19. The vaccine or collection of vaccines according to claim any one of claims 14-18, obtainable by a method according to any one of claims 7-13.

20. A method for the treatment of cancer comprising administering to an individual in need thereof a vaccine or collection of vaccines, wherein the vaccine comprises a neoantigen peptide, or nucleic acid encoding said neoantigen peptide, wherein the neoantigen peptide comprise amino acid sequences encoded by DNA rearrangements resulting in new junctions of DNA sequences, wherein the rearrangement results in the fusion at least part of the coding strand of a first gene to intergenic non-coding DNA or to the noncoding strand of a second gene.

21. A method for preparing a cellular immunotherapy for the treatment of cancer in an individual, said method comprising contacting T-cells with MHC-I molecules bound to one or more of the candidate neoantigen peptide sequences identified from the individual according to any one of claims 1-6.
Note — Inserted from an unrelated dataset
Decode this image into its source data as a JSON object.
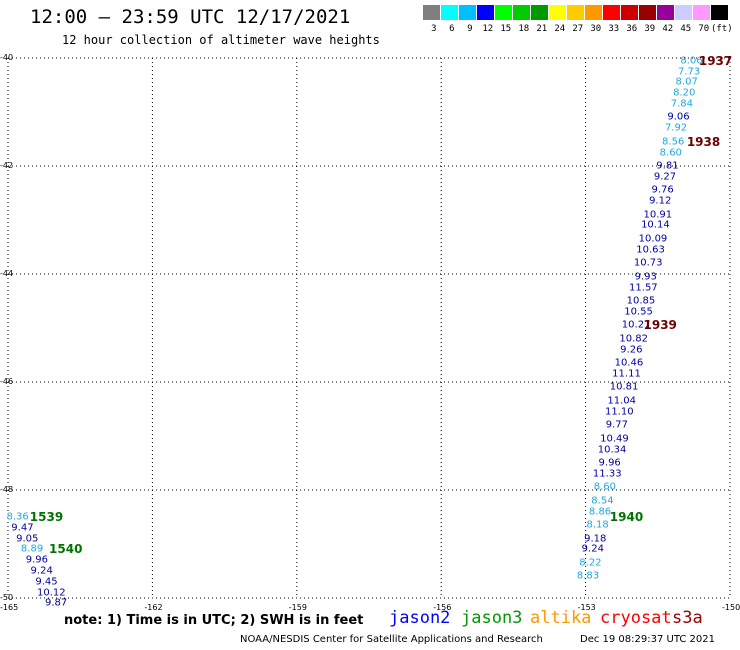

22. The method according to claim 21, wherein the T-cells are obtained from said individual.

23. The method according to claim 21 or 22, wherein said contacting results in the stimulation of the T-cells.

24. The method according to any one of claims 21-23, comprising selecting T-cells with specificity for one or more of said neoantigen peptide sequences.

25. The method according to any one of claims 21-24, further comprising the in vitro expansion of the stimulated and/or selected T-cells.

26. The method according to any one of claims 21-25, further comprising the isolation of a T-cell receptor or a collection of T-cell receptors with specificity for one or more of said neoantigen peptide sequences.